For nine Canes, the move was familiar; just a little further up the bench, from player to coach.
These Canes have gone on to coach at all different levels. Kym Hope and Krystal Saunders are just up Biscayne Blvd., at Johnson and Wales – North Miami, serving as the head coach and assistant coach, respectively.
Albrey Grimsley coached at both the NAIA (St. Thomas University) and the Division I (Central Florida) level, while Diane Barnes and LaToya Cunningham are coaching high schoolers across the nation.
Two Hurricanes returned to their roots, Octavia Blue and Morgan Stroman. Blue serves as the Miami associate head coach and Stroman assists in player development, both mentoring the current generation of UM players.
The Canes coaching club gained another member this month when Shawnice Wilson was named an assistant coach at St. Francis University on Sept. 11.
“I told so many people around me that I would never coach because of the high demand, as far as time,” Wilson said. “But as I got older and further in my career, I realized the necessity for all the time the coaches put in and I understood that piece about basketball. Here we are now, and it’s definitely been fulfilling.”
Wilson, or “Pepper” as she was affectionately referred to during her time as a Cane, played at Miami for two seasons, averaging 7.7 points and 5.3 rebounds in 64 games played. Upon graduating, the post player competed professionally overseas for five years, including stints in Spain, Italy and Sweden.

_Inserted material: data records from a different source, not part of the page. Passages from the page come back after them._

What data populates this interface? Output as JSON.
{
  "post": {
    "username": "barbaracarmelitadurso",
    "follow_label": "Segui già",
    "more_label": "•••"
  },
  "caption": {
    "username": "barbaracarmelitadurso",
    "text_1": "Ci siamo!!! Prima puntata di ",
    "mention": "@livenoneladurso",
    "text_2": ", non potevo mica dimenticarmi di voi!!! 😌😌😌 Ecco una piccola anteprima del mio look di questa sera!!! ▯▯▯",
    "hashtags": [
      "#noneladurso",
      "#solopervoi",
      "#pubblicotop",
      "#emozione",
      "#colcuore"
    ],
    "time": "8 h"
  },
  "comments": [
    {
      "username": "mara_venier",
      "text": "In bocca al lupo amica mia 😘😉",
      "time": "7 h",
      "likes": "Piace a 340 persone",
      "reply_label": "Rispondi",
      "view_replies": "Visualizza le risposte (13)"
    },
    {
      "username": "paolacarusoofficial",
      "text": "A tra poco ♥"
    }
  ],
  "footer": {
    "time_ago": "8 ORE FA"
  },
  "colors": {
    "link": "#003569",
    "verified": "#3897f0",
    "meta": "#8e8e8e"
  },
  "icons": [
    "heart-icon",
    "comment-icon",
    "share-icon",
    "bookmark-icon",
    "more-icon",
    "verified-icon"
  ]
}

Prior to accepting the coaching position, Wilson worked as a teacher counselor and ran a basketball skills training camp, “Pep’s Post Skill Development, LLC,” working to improve athletes’ conditioning, fundamentals and overall basketball skills.
While coaching was not something she had planned on pursuing in college, the lessons she learned from head coach Katie Meier and the assistant coaches stuck with her.

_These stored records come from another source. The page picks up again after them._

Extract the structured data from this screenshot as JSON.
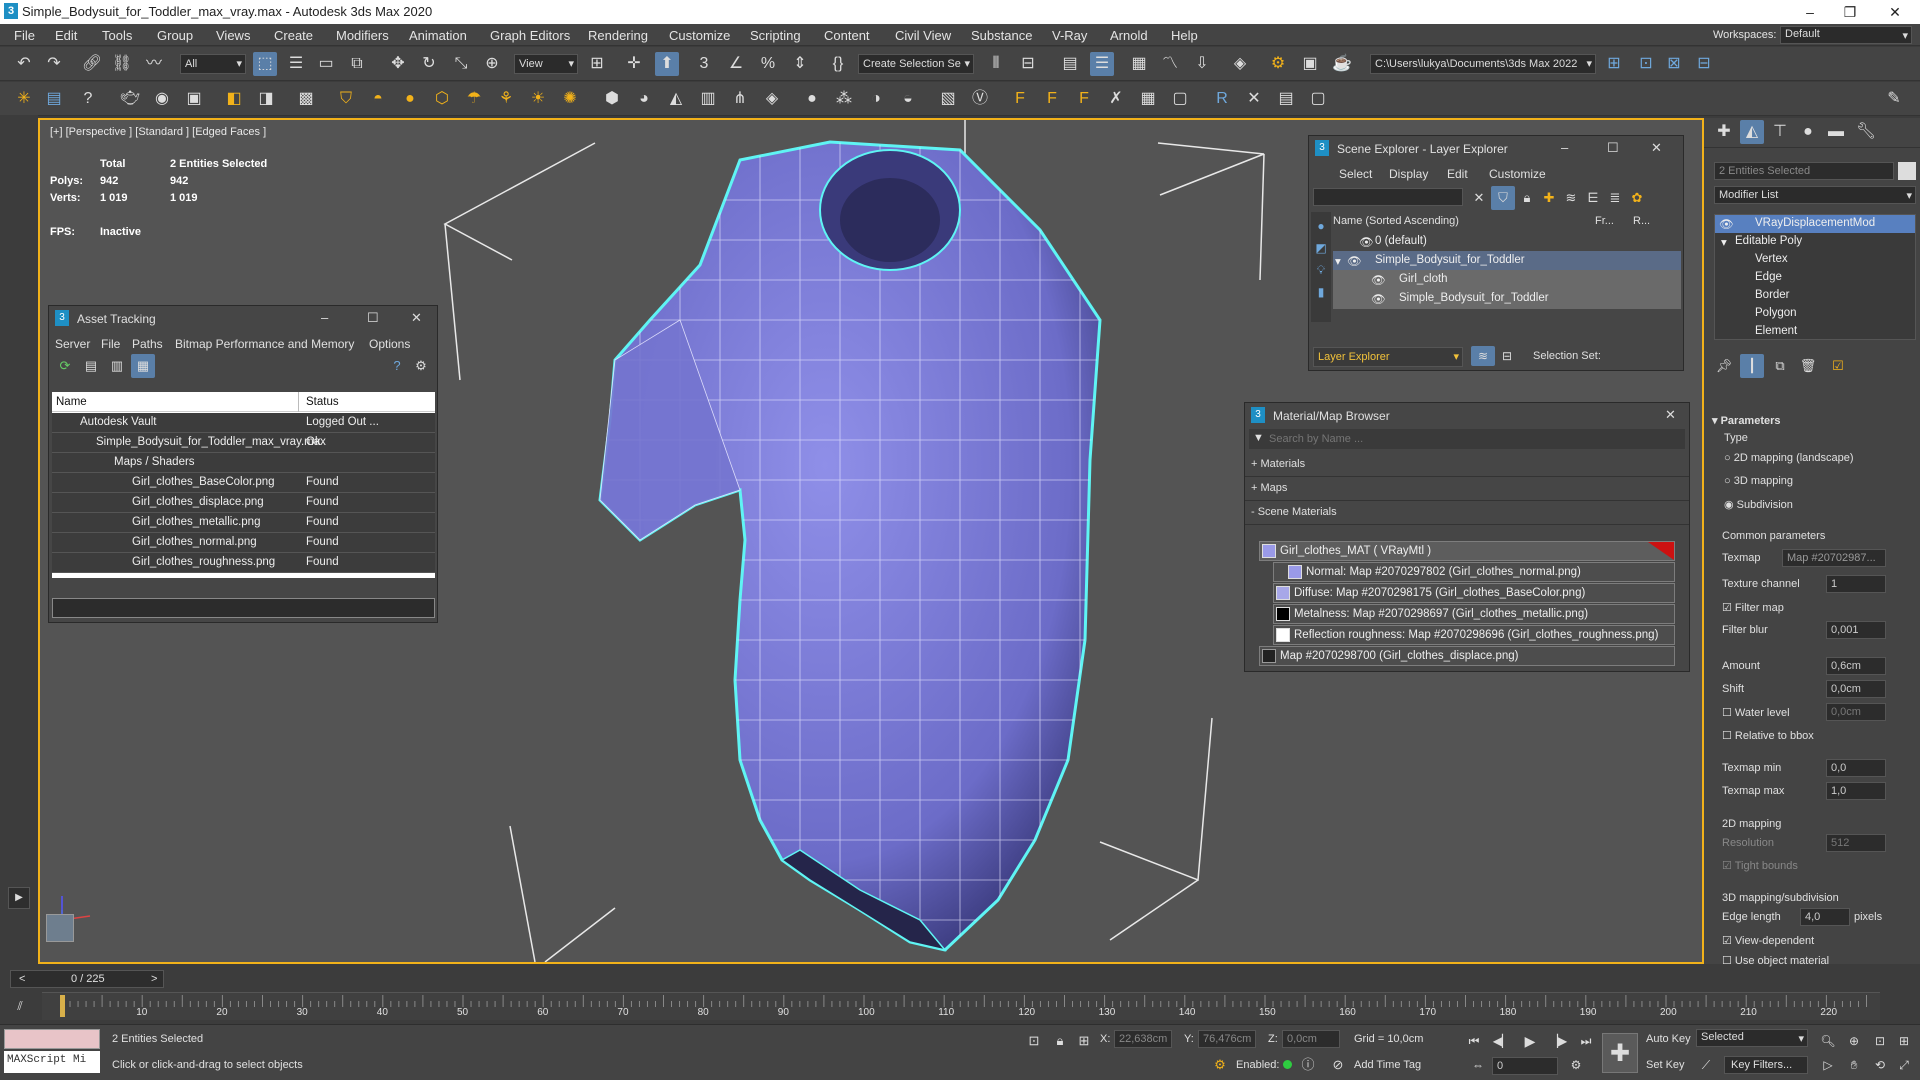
{
  "window": {
    "title": "Simple_Bodysuit_for_Toddler_max_vray.max - Autodesk 3ds Max 2020",
    "workspace_label": "Workspaces:",
    "workspace_value": "Default"
  },
  "menu": [
    "File",
    "Edit",
    "Tools",
    "Group",
    "Views",
    "Create",
    "Modifiers",
    "Animation",
    "Graph Editors",
    "Rendering",
    "Customize",
    "Scripting",
    "Content",
    "Civil View",
    "Substance",
    "V-Ray",
    "Arnold",
    "Help"
  ],
  "toolbar": {
    "filter": "All",
    "view": "View",
    "selection_set": "Create Selection Se",
    "path": "C:\\Users\\lukya\\Documents\\3ds Max 2022"
  },
  "viewport": {
    "label": "[+] [Perspective ] [Standard ] [Edged Faces ]",
    "stats_total": "Total",
    "stats_selected": "2 Entities Selected",
    "polys_label": "Polys:",
    "polys_total": "942",
    "polys_sel": "942",
    "verts_label": "Verts:",
    "verts_total": "1 019",
    "verts_sel": "1 019",
    "fps_label": "FPS:",
    "fps_value": "Inactive"
  },
  "asset_tracking": {
    "title": "Asset Tracking",
    "menu": [
      "Server",
      "File",
      "Paths",
      "Bitmap Performance and Memory",
      "Options"
    ],
    "col_name": "Name",
    "col_status": "Status",
    "rows": [
      {
        "name": "Autodesk Vault",
        "status": "Logged Out ..."
      },
      {
        "name": "Simple_Bodysuit_for_Toddler_max_vray.max",
        "status": "Ok"
      },
      {
        "name": "Maps / Shaders",
        "status": ""
      },
      {
        "name": "Girl_clothes_BaseColor.png",
        "status": "Found"
      },
      {
        "name": "Girl_clothes_displace.png",
        "status": "Found"
      },
      {
        "name": "Girl_clothes_metallic.png",
        "status": "Found"
      },
      {
        "name": "Girl_clothes_normal.png",
        "status": "Found"
      },
      {
        "name": "Girl_clothes_roughness.png",
        "status": "Found"
      }
    ]
  },
  "scene_explorer": {
    "title": "Scene Explorer - Layer Explorer",
    "menu": [
      "Select",
      "Display",
      "Edit",
      "Customize"
    ],
    "col_name": "Name (Sorted Ascending)",
    "col_fr": "Fr...",
    "col_r": "R...",
    "rows": [
      {
        "name": "0 (default)"
      },
      {
        "name": "Simple_Bodysuit_for_Toddler"
      },
      {
        "name": "Girl_cloth"
      },
      {
        "name": "Simple_Bodysuit_for_Toddler"
      }
    ],
    "footer_layer": "Layer Explorer",
    "footer_selset": "Selection Set:"
  },
  "material_browser": {
    "title": "Material/Map Browser",
    "search_placeholder": "Search by Name ...",
    "materials": "+ Materials",
    "maps": "+ Maps",
    "scene_materials": "- Scene Materials",
    "rows": [
      {
        "name": "Girl_clothes_MAT  ( VRayMtl )"
      },
      {
        "name": "Normal: Map #2070297802 (Girl_clothes_normal.png)"
      },
      {
        "name": "Diffuse: Map #2070298175 (Girl_clothes_BaseColor.png)"
      },
      {
        "name": "Metalness: Map #2070298697 (Girl_clothes_metallic.png)"
      },
      {
        "name": "Reflection roughness: Map #2070298696 (Girl_clothes_roughness.png)"
      },
      {
        "name": "Map #2070298700 (Girl_clothes_displace.png)"
      }
    ]
  },
  "command_panel": {
    "selection": "2 Entities Selected",
    "modifier_list": "Modifier List",
    "stack": [
      "VRayDisplacementMod",
      "Editable Poly",
      "Vertex",
      "Edge",
      "Border",
      "Polygon",
      "Element"
    ],
    "parameters": "Parameters",
    "type_label": "Type",
    "type_options": [
      "2D mapping (landscape)",
      "3D mapping",
      "Subdivision"
    ],
    "common_params": "Common parameters",
    "texmap_label": "Texmap",
    "texmap_value": "Map #20702987...",
    "texchannel_label": "Texture channel",
    "texchannel_value": "1",
    "filter_map": "Filter map",
    "filter_blur_label": "Filter blur",
    "filter_blur_value": "0,001",
    "amount_label": "Amount",
    "amount_value": "0,6cm",
    "shift_label": "Shift",
    "shift_value": "0,0cm",
    "water_label": "Water level",
    "water_value": "0,0cm",
    "relative_bbox": "Relative to bbox",
    "texmap_min_label": "Texmap min",
    "texmap_min_value": "0,0",
    "texmap_max_label": "Texmap max",
    "texmap_max_value": "1,0",
    "mapping2d": "2D mapping",
    "resolution_label": "Resolution",
    "resolution_value": "512",
    "tight_bounds": "Tight bounds",
    "mapping3d": "3D mapping/subdivision",
    "edge_length_label": "Edge length",
    "edge_length_value": "4,0",
    "pixels": "pixels",
    "view_dependent": "View-dependent",
    "use_object_material": "Use object material"
  },
  "timeline": {
    "frame": "0 / 225",
    "ticks": [
      "10",
      "20",
      "30",
      "40",
      "50",
      "60",
      "70",
      "80",
      "90",
      "100",
      "110",
      "120",
      "130",
      "140",
      "150",
      "160",
      "170",
      "180",
      "190",
      "200",
      "210",
      "220"
    ]
  },
  "status": {
    "maxscript": "MAXScript Mi",
    "selected": "2 Entities Selected",
    "prompt": "Click or click-and-drag to select objects",
    "x_label": "X:",
    "x_value": "22,638cm",
    "y_label": "Y:",
    "y_value": "76,476cm",
    "z_label": "Z:",
    "z_value": "0,0cm",
    "grid": "Grid = 10,0cm",
    "enabled": "Enabled:",
    "add_time_tag": "Add Time Tag",
    "auto_key": "Auto Key",
    "set_key": "Set Key",
    "selected_dd": "Selected",
    "key_filters": "Key Filters...",
    "frame_field": "0"
  }
}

"Coach Meier's energy, that is the one thing that screams at me,” Wilson said. “Katie Meier was consistent with her energy and consistent with displaying her passion. She would preach to us about life lessons that you learn on and off the court and I find myself reiterating those same lessons.”
Along with bringing a high level of energy to practice every day, Meier strives to show her players that coaching is a viable career option if they have the passion and dedication.

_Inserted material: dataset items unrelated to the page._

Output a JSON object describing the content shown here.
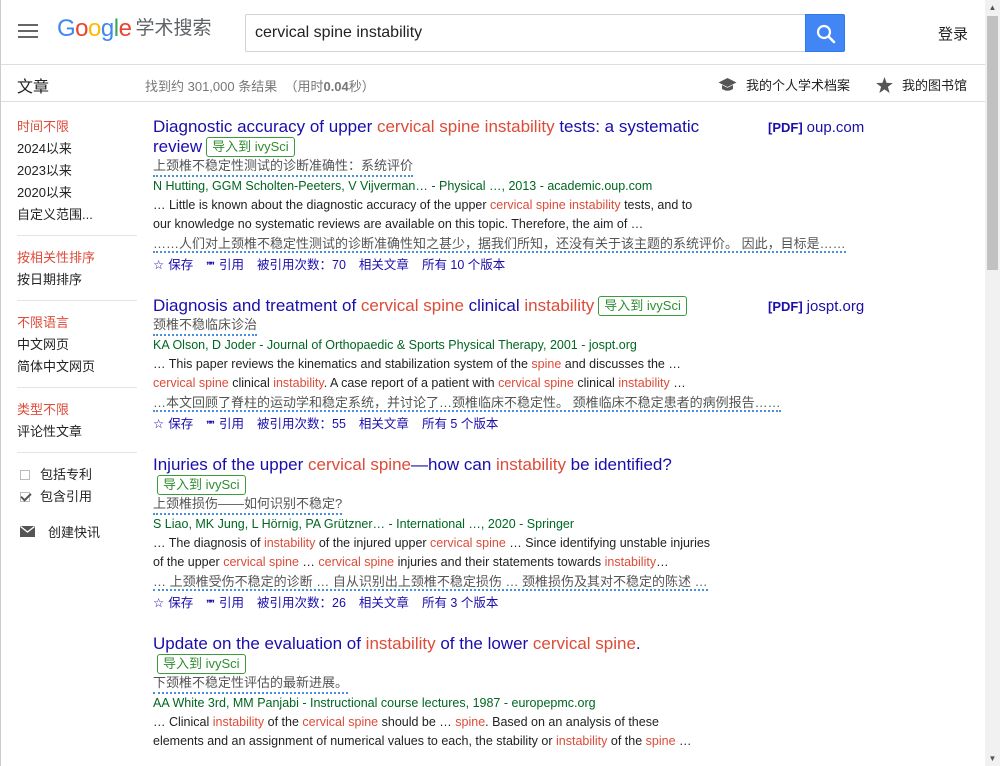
{
  "header": {
    "logo_text": "Google",
    "logo_colors": [
      "#4285f4",
      "#ea4335",
      "#fbbc05",
      "#4285f4",
      "#34a853",
      "#ea4335"
    ],
    "product_name": "学术搜索",
    "search_value": "cervical spine instability",
    "login_label": "登录"
  },
  "subheader": {
    "section": "文章",
    "stats_prefix": "找到约 301,000 条结果",
    "stats_time_prefix": "（用时",
    "stats_time": "0.04",
    "stats_time_suffix": "秒）",
    "profile_label": "我的个人学术档案",
    "library_label": "我的图书馆"
  },
  "sidebar": {
    "time": [
      "时间不限",
      "2024以来",
      "2023以来",
      "2020以来",
      "自定义范围..."
    ],
    "sort": [
      "按相关性排序",
      "按日期排序"
    ],
    "lang": [
      "不限语言",
      "中文网页",
      "简体中文网页"
    ],
    "type": [
      "类型不限",
      "评论性文章"
    ],
    "include_patents": "包括专利",
    "include_citations": "包含引用",
    "create_alert": "创建快讯"
  },
  "results": [
    {
      "title_parts": [
        [
          "Diagnostic accuracy of upper ",
          0
        ],
        [
          "cervical spine instability",
          1
        ],
        [
          " tests: a systematic review",
          0
        ]
      ],
      "ivy_label": "导入到 ivySci",
      "pdf_tag": "[PDF]",
      "pdf_source": "oup.com",
      "translation": "上颈椎不稳定性测试的诊断准确性：系统评价",
      "meta": "N Hutting, GGM Scholten-Peeters, V Vijverman… - Physical …, 2013 - academic.oup.com",
      "snippet_parts": [
        [
          "… Little is known about the diagnostic accuracy of the upper ",
          0
        ],
        [
          "cervical spine instability",
          1
        ],
        [
          " tests, and to our knowledge no systematic reviews are available on this topic. Therefore, the aim of …",
          0
        ]
      ],
      "snippet_translation": "……人们对上颈椎不稳定性测试的诊断准确性知之甚少，据我们所知，还没有关于该主题的系统评价。 因此，目标是……",
      "save": "保存",
      "cite": "引用",
      "cited_by": "被引用次数：70",
      "related": "相关文章",
      "versions": "所有 10 个版本"
    },
    {
      "title_parts": [
        [
          "Diagnosis and treatment of ",
          0
        ],
        [
          "cervical spine",
          1
        ],
        [
          " clinical ",
          0
        ],
        [
          "instability",
          1
        ]
      ],
      "ivy_label": "导入到 ivySci",
      "pdf_tag": "[PDF]",
      "pdf_source": "jospt.org",
      "translation": "颈椎不稳临床诊治",
      "meta": "KA Olson, D Joder - Journal of Orthopaedic & Sports Physical Therapy, 2001 - jospt.org",
      "snippet_parts": [
        [
          "… This paper reviews the kinematics and stabilization system of the ",
          0
        ],
        [
          "spine",
          1
        ],
        [
          " and discusses the … ",
          0
        ],
        [
          "cervical spine",
          1
        ],
        [
          " clinical ",
          0
        ],
        [
          "instability",
          1
        ],
        [
          ". A case report of a patient with ",
          0
        ],
        [
          "cervical spine",
          1
        ],
        [
          " clinical ",
          0
        ],
        [
          "instability",
          1
        ],
        [
          " …",
          0
        ]
      ],
      "snippet_translation": "…本文回顾了脊柱的运动学和稳定系统，并讨论了…颈椎临床不稳定性。 颈椎临床不稳定患者的病例报告……",
      "save": "保存",
      "cite": "引用",
      "cited_by": "被引用次数：55",
      "related": "相关文章",
      "versions": "所有 5 个版本"
    },
    {
      "title_parts": [
        [
          "Injuries of the upper ",
          0
        ],
        [
          "cervical spine",
          1
        ],
        [
          "—how can ",
          0
        ],
        [
          "instability",
          1
        ],
        [
          " be identified?",
          0
        ]
      ],
      "ivy_label": "导入到 ivySci",
      "pdf_tag": "",
      "pdf_source": "",
      "translation": "上颈椎损伤——如何识别不稳定?",
      "meta": "S Liao, MK Jung, L Hörnig, PA Grützner… - International …, 2020 - Springer",
      "snippet_parts": [
        [
          "… The diagnosis of ",
          0
        ],
        [
          "instability",
          1
        ],
        [
          " of the injured upper ",
          0
        ],
        [
          "cervical spine",
          1
        ],
        [
          " … Since identifying unstable injuries of the upper ",
          0
        ],
        [
          "cervical spine",
          1
        ],
        [
          " … ",
          0
        ],
        [
          "cervical spine",
          1
        ],
        [
          " injuries and their statements towards ",
          0
        ],
        [
          "instability",
          1
        ],
        [
          "…",
          0
        ]
      ],
      "snippet_translation": "… 上颈椎受伤不稳定的诊断 … 自从识别出上颈椎不稳定损伤 … 颈椎损伤及其对不稳定的陈述 …",
      "save": "保存",
      "cite": "引用",
      "cited_by": "被引用次数：26",
      "related": "相关文章",
      "versions": "所有 3 个版本"
    },
    {
      "title_parts": [
        [
          "Update on the evaluation of ",
          0
        ],
        [
          "instability",
          1
        ],
        [
          " of the lower ",
          0
        ],
        [
          "cervical spine",
          1
        ],
        [
          ".",
          0
        ]
      ],
      "ivy_label": "导入到 ivySci",
      "pdf_tag": "",
      "pdf_source": "",
      "translation": "下颈椎不稳定性评估的最新进展。",
      "meta": "AA White 3rd, MM Panjabi - Instructional course lectures, 1987 - europepmc.org",
      "snippet_parts": [
        [
          "… Clinical ",
          0
        ],
        [
          "instability",
          1
        ],
        [
          " of the ",
          0
        ],
        [
          "cervical spine",
          1
        ],
        [
          " should be … ",
          0
        ],
        [
          "spine",
          1
        ],
        [
          ". Based on an analysis of these elements and an assignment of numerical values to each, the stability or ",
          0
        ],
        [
          "instability",
          1
        ],
        [
          " of the ",
          0
        ],
        [
          "spine",
          1
        ],
        [
          " …",
          0
        ]
      ],
      "snippet_translation": "",
      "save": "",
      "cite": "",
      "cited_by": "",
      "related": "",
      "versions": ""
    }
  ]
}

“My players see me, and they know that I am treated fairly and with respect and that our administration is all about equality,” Meier said. “We’ve shown here that we can graduate every kid and build a great family atmosphere, while still having a great balance in our lives.”
Meier commends her “loyal and hard-working” assistant coaches for being strong examples for the players.
“They’ve been successful and heard and respected,” Meier said. “They are all about the U and working hard and giving players all the time that they need.”
For Wilson, Blue’s is always in her mind.
“Coach Blue’s voice stays in the back of my head when I’m coaching these players because there were a lot of great things that I picked up from her,” Wilson said. “I hope to be as impactful, if not more, to these players as my coaches were to me.”
The Canes players that have joined the coaching ranks were fortunate to not only learn from the experiences of their coaches, but also from their own personal experiences as players. Hope, Saunders and Wilson know exactly what is needed from their players because they’ve been in their shoes.
“I think it’s important for the players to be able to connect and relate to coaches,” Wilson said. “I was a very hard-working player so I can demand that from the girls because I’ve been in their situations.”
Like every new coach, Wilson’s goals for the first couple months are to learn as much as she can about the program and the players. She is looking forward to learning the ins and outs of coaching including how to pull the best from her team.
Meier has no doubt that Wilson will be an exceptional assistant coach.
“Pepper has an amazing presence and knows how to command respect,” Meier said. “She never made excuses as a player and will be a great inspiration as a coach.”
Each coach has had their own unique road to joining the coaching ranks, but they all have one thing in common – it all started as players at The U.